The Canadian bench erupts as they defeat Russia in a shootout to advance to the gold-medal game at the world junior hockey championship.The Canadian bench erupts as they defeat Russia in a shootout to advance to the gold-medal game at the world junior hockey championship. (Tom Hanson/Canadian Press)

Canada's hopes for a fifth consecutive gold medal at the world junior hockey championship remain alive.

John Tavares and Jordan Eberle, who forced overtime with his second regulation goal of the night, beat Russian goaltender Vadim Zhelobnyuk in the shootout to cap a 6-5 win Saturday night at Ottawa's Scotiabank Place.

Canadian netminder Dustin Tokarski stopped Pavel Chernov in the shootout while Dimitri Kugryshev hit the post as Canada pushed through to Monday's gold-medal match (7:30 p.m. ET) against Sweden, which defeated Slovakia 5-3 earlier Saturday.

Canada downed the Swedes 3-2 in overtime in last year's championship at the world juniors in Pardubice, Czech Republic.

The Canadians have reached the final eight years in a row and haven't lost in five meetings with Sweden in the medal round.

They will attempt to tie the record for consecutive gold set between 1993 and 1997.

It appeared as though Canada and Sweden wouldn't square off this time around until Tavares lifted a backhander from the boards in the final seconds of the third period that Eberle picked up and deposited into the Russia net over a sprawling Zhelobnyuk with 5.4 seconds left on the clock.

Cody Hodgson, Tyler Myers and P.K. Subban had chances to score in OT with Canada pressing but Zelobnyuk, who made 36 saves in regulation, came up big in an effort to get the Russians in the gold-medal game for the fourth time in five years.

Brett Sonne, Patrice Cormier and Angelo Esposito had the other Canadian goals, while Evander Kane counted two assists and Tokarski stopped 23 of 28 shots in regulation.

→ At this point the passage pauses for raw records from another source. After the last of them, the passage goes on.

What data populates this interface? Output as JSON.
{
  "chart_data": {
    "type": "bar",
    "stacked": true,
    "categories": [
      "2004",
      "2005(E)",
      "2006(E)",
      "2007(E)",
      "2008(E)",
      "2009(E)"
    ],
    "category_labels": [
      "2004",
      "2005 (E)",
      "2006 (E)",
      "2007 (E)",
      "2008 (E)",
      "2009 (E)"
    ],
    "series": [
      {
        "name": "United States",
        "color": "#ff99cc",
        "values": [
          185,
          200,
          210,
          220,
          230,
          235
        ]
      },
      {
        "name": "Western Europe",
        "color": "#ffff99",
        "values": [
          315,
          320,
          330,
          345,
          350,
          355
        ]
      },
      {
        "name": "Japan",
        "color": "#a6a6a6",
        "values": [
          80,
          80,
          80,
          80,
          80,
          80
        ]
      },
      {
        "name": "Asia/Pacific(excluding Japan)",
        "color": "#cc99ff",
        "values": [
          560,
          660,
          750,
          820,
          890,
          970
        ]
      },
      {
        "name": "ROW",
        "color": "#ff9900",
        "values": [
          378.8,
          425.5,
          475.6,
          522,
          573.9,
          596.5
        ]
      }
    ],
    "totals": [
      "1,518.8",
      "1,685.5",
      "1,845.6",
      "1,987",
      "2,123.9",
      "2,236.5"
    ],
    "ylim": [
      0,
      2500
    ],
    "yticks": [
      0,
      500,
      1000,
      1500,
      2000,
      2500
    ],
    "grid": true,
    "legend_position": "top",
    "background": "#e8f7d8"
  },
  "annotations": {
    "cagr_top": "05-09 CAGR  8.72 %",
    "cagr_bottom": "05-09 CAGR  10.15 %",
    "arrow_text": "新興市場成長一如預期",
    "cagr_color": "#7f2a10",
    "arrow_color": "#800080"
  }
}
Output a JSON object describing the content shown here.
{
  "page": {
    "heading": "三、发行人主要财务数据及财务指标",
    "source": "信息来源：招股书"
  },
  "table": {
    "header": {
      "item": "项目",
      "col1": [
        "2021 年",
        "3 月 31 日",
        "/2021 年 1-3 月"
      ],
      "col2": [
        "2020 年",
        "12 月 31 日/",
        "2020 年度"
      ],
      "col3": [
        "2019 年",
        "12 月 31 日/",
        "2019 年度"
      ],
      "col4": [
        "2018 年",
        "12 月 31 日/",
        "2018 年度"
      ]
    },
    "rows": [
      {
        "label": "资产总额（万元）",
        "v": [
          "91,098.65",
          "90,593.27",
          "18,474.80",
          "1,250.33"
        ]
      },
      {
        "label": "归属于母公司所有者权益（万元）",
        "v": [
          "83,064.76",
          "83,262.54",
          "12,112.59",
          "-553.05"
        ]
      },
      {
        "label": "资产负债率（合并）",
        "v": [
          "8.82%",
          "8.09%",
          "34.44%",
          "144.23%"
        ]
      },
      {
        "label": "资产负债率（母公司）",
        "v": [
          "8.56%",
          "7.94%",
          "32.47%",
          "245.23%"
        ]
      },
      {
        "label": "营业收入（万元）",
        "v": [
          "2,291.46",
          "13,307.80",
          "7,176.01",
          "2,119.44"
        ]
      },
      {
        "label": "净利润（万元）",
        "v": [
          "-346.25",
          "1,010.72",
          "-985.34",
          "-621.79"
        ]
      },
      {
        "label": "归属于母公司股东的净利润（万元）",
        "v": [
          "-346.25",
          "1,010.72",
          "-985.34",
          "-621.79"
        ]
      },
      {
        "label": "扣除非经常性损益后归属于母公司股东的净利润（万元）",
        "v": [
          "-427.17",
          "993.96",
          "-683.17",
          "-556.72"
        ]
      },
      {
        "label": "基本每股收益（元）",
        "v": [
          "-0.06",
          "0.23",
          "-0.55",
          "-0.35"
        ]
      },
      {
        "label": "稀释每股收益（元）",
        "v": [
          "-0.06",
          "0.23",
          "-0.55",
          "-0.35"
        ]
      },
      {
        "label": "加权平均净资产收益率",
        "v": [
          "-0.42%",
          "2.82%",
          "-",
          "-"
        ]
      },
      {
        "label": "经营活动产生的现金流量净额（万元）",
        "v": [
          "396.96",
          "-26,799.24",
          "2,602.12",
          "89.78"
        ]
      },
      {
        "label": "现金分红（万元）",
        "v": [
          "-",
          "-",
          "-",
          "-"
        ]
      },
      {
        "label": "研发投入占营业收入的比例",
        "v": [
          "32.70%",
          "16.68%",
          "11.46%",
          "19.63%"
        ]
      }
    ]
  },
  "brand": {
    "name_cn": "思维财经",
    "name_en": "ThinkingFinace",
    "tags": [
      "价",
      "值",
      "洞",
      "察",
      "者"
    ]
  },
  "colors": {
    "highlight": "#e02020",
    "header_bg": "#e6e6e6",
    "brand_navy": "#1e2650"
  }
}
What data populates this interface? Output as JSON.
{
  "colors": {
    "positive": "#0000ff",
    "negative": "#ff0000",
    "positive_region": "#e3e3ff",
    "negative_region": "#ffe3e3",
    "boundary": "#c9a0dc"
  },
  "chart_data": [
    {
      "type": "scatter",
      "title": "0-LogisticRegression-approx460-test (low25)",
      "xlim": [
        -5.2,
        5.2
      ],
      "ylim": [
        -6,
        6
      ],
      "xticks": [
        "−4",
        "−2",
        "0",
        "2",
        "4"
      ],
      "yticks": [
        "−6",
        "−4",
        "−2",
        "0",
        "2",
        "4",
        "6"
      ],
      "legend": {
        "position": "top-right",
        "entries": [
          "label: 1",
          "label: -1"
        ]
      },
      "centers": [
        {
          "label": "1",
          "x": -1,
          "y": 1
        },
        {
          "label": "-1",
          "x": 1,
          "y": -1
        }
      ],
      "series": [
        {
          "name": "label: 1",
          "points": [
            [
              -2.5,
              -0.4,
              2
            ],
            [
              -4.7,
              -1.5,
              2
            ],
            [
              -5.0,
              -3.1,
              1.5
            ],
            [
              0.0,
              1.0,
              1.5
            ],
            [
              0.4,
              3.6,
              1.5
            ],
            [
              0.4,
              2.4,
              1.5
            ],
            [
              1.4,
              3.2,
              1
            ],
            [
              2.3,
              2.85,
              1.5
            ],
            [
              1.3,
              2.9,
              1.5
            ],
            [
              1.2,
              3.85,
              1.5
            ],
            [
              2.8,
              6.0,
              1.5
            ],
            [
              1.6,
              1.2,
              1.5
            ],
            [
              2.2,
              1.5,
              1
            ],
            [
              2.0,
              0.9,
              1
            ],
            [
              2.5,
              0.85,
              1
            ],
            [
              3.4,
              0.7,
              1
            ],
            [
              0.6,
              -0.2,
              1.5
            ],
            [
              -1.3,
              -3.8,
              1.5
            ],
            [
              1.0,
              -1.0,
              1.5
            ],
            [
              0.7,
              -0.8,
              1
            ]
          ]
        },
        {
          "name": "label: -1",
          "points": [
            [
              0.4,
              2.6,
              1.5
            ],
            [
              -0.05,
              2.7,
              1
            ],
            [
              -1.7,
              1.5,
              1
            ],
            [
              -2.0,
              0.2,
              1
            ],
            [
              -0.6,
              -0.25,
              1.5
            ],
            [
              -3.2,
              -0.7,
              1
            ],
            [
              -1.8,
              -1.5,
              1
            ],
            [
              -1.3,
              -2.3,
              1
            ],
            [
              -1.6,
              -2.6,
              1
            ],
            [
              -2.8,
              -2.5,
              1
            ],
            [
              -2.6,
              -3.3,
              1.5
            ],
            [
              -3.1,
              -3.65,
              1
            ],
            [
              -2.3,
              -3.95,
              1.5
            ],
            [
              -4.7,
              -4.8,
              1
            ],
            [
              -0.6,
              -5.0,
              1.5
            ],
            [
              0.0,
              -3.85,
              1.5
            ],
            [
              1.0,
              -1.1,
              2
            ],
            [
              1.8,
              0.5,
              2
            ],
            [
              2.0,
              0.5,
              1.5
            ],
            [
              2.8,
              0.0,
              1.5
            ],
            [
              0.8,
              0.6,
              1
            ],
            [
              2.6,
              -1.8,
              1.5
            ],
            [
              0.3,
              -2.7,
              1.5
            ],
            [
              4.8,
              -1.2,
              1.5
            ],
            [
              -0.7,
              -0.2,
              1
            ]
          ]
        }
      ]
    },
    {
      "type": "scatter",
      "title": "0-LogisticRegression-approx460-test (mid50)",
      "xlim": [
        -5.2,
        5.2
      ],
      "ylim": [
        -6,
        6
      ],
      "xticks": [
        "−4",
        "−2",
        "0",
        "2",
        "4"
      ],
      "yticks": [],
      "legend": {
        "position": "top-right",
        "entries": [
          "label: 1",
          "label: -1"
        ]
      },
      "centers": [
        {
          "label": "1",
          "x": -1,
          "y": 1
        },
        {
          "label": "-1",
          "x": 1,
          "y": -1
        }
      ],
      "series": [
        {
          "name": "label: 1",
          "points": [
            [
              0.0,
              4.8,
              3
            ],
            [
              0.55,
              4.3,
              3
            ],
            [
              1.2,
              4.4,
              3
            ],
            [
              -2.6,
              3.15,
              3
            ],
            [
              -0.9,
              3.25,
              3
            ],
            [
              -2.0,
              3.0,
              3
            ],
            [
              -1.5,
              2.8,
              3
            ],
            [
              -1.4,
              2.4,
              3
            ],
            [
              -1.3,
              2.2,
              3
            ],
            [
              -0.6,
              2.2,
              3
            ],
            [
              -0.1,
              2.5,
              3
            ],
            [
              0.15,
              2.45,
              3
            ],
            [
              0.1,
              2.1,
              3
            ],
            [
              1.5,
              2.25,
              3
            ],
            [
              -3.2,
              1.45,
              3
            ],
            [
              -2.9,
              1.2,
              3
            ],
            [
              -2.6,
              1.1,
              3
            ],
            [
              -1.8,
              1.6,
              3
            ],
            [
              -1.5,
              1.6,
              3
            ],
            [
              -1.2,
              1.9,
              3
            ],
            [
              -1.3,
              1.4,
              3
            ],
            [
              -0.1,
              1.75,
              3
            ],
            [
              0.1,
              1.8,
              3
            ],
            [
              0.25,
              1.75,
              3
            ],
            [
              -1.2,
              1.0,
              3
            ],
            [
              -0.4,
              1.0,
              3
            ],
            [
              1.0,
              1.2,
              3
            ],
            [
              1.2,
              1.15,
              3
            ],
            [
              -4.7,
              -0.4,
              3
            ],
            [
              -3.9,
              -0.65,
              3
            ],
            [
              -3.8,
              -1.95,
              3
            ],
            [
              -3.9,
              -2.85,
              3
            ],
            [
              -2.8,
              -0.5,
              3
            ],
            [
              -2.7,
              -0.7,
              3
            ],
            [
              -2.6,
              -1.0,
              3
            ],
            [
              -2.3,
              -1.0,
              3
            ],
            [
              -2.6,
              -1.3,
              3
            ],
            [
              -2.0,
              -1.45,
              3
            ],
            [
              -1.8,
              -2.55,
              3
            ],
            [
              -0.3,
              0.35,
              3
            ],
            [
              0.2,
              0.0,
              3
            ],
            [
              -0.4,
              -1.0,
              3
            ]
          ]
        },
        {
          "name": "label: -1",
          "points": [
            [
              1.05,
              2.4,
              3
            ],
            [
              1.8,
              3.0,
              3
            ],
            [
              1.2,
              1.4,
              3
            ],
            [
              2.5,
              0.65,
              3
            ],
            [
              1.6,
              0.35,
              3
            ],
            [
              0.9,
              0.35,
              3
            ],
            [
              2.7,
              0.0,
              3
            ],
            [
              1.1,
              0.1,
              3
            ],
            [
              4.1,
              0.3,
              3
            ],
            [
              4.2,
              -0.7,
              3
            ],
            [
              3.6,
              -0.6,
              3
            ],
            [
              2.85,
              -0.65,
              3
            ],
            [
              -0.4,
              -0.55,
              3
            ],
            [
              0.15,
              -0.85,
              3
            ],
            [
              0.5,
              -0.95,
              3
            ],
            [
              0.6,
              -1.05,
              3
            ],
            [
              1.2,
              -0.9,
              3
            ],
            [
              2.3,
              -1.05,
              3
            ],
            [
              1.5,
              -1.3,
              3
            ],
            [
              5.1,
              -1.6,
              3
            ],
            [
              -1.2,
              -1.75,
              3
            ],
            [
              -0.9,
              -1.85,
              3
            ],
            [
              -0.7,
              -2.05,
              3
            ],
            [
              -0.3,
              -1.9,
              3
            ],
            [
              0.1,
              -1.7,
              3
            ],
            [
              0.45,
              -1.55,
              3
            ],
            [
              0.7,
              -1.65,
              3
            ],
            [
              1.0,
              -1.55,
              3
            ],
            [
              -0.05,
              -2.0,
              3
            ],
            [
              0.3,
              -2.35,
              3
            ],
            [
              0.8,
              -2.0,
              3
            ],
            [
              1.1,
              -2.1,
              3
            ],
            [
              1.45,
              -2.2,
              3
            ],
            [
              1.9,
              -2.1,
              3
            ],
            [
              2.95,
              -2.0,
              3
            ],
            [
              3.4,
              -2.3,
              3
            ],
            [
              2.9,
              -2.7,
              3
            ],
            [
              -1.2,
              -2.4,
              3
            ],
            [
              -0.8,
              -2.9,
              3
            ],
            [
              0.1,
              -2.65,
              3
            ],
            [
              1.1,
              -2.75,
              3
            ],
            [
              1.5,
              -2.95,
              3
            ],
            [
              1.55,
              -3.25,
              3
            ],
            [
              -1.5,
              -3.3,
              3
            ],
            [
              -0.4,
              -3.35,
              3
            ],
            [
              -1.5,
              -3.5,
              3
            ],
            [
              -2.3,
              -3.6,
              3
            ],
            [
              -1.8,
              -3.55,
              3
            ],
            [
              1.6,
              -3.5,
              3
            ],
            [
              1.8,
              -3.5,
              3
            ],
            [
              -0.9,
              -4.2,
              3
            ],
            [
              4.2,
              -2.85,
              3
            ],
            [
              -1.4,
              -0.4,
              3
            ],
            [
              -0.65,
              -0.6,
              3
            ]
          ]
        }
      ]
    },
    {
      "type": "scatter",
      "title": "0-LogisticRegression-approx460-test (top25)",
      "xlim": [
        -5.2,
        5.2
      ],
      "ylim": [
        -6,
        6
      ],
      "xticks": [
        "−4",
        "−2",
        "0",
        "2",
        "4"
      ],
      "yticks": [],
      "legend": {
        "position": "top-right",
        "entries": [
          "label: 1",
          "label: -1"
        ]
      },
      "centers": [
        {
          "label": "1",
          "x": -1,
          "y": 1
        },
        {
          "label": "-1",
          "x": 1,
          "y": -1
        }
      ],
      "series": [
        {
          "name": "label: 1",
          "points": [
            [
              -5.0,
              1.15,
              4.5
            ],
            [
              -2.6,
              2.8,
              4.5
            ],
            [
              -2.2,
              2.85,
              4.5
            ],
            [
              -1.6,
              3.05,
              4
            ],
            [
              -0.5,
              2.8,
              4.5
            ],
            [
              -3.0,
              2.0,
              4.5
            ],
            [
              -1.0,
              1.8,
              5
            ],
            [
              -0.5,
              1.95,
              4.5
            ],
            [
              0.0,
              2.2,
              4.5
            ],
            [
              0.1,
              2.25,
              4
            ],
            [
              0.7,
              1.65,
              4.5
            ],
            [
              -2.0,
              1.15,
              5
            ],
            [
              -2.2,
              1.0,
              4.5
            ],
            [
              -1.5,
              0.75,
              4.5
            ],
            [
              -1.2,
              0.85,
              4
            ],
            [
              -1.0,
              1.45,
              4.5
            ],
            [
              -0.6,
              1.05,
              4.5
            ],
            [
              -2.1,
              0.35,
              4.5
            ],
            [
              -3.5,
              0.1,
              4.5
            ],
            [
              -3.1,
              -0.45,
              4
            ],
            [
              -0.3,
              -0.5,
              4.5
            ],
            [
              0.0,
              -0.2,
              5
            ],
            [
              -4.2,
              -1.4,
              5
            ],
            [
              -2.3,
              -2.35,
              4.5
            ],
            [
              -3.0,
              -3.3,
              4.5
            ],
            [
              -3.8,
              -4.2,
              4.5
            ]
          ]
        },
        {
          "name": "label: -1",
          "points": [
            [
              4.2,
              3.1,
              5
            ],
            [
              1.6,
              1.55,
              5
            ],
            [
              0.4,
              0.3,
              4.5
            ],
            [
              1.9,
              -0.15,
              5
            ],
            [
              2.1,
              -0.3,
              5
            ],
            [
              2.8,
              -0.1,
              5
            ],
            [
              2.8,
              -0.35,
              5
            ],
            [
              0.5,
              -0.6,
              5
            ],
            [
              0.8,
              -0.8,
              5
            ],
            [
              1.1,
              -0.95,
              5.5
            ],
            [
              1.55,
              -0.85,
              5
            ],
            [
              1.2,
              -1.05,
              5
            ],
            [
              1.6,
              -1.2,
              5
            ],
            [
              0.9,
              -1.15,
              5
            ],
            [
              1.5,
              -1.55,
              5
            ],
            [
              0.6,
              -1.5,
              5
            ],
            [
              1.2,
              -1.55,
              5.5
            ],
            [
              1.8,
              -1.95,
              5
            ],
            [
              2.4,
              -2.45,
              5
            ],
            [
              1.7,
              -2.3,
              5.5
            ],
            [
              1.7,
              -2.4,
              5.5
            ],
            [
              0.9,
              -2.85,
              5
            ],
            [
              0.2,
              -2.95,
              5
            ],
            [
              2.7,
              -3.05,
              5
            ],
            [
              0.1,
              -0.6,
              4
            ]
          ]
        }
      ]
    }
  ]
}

Dmitry Klopov notched a pair of goals for Russia, which will battle Slovakia in Monday's bronze-medal contest (3:30 p.m. ET). Klopov's second goal came with two minutes 20 seconds left in regulation.

Maxim Goncharov, Evgeny Grachev and Sergei Andronov rounded out the scoring for the Russians.

Russia had done its homework on Canada's power play, which was running at 60 per cent heading into the game. The Russians pushed the Canadians toward the boards, pressured the quarterbacks and quickly covered off the open man.

They held Canada to one power-play goal on nine chances.